The year 2016 might be over, but debates rage on about whether it was one of the most important–or worst–years ever. Yet amid talk of surprising election results and shocking celebrity deaths, these conversations often miss a key point: this question is impossible to answer.

One problem is that humans have a recency bias. Modern events are easy to remember and–thanks to the Internet–easy to communicate, so it can feel like more important stuff happens now than before. This is why you hear people talking about the 2016 election being the nastiest in history, even though the 1876 election featured rumors that Rutherford B. Hayes had shot his own mother.
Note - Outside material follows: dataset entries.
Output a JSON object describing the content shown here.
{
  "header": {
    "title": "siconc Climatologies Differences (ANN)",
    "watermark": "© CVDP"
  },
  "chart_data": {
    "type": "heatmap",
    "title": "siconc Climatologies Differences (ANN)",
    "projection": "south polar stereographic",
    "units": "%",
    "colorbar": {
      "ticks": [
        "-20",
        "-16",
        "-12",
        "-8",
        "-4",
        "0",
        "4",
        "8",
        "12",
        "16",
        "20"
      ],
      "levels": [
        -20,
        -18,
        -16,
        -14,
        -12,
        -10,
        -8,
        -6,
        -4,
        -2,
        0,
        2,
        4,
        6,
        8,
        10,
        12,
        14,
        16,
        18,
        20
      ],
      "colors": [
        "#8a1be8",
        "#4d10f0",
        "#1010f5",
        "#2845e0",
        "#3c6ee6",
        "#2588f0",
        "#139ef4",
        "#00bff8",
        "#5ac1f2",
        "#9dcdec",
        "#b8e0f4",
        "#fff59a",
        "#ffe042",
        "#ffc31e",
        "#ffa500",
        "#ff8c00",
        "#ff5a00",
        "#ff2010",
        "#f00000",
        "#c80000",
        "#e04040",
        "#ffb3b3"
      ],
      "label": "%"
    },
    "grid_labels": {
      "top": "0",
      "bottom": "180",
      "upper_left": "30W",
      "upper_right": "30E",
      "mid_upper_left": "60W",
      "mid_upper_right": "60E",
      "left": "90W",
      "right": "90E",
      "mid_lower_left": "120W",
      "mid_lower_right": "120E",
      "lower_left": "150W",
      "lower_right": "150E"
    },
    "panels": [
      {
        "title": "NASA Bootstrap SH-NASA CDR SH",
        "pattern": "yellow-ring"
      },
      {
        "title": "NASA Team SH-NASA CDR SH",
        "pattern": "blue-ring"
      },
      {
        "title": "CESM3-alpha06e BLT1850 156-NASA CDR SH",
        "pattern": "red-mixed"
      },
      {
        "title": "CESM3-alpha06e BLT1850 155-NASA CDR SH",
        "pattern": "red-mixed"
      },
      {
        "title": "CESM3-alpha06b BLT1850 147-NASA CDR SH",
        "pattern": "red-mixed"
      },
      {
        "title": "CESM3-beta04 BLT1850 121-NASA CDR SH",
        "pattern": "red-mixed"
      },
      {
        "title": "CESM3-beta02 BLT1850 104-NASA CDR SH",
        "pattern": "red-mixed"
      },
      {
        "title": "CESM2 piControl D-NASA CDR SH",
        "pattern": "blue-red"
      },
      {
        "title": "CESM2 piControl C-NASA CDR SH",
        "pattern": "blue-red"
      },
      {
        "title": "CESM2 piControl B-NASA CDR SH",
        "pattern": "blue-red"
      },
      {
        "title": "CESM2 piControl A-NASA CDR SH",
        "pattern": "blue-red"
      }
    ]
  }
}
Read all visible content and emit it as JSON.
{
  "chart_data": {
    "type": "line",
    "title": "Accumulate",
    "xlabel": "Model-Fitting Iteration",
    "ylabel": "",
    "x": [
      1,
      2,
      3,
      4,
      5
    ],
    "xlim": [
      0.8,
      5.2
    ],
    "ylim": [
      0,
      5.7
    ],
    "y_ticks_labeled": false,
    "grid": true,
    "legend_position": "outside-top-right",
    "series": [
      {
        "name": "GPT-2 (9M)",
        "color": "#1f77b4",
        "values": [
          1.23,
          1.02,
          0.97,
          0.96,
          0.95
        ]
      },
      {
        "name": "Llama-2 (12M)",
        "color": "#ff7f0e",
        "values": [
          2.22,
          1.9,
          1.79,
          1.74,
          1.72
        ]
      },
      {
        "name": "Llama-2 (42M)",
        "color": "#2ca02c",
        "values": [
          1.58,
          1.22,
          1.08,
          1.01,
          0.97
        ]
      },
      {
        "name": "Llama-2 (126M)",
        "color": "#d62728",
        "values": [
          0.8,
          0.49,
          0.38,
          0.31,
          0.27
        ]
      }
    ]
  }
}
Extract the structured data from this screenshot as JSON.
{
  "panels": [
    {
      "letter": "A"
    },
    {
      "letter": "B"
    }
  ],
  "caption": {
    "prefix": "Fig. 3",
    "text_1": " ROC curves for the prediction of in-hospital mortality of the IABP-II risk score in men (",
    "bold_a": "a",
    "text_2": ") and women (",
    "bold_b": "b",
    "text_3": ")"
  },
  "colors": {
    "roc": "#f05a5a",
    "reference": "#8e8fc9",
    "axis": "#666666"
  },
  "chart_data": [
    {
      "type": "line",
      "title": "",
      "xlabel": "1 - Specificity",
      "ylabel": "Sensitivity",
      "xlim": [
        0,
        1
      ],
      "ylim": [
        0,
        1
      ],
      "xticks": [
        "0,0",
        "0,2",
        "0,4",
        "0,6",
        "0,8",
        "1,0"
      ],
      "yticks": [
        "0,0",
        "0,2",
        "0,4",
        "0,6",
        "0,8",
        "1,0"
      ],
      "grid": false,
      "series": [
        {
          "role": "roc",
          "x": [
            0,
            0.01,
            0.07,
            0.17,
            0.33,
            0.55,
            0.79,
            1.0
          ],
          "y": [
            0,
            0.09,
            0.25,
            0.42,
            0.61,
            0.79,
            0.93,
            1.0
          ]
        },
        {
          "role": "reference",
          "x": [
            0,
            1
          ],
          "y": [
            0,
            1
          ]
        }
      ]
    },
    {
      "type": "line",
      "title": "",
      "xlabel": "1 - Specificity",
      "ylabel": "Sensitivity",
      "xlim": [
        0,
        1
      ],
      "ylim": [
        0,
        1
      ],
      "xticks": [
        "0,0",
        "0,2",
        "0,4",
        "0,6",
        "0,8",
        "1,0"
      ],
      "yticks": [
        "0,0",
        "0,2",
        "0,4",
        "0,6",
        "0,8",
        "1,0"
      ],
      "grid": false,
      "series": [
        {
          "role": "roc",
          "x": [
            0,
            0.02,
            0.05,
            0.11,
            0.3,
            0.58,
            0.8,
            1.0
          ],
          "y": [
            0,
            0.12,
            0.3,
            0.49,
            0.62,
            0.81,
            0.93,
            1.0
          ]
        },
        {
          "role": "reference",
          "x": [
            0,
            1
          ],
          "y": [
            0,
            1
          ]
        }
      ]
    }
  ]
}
The second problem is the idea of the year itself. At its core, it’s a somewhat arbitrary construct–a 12-month frame for events that are essentially continuous. Take the moon landing, for example. Even if we all agree it was a uniquely important event, the story of the space race is not confined to 1969. Years from now, as our perspective evolves, we may see that the real giant leap for mankind took place long before or after.

Of course, it’s only human to look for patterns that offer more immediate satisfaction; it’s what helps us make sense of a world that is fundamentally chaotic. But as we begin another year that may or may not be the most important one in history, it’s worth remembering what mathematician John Allen Paulos has said, in reference to the idea that celebrity deaths come in threes: everything comes in threes if you just “wait for the third one to occur.”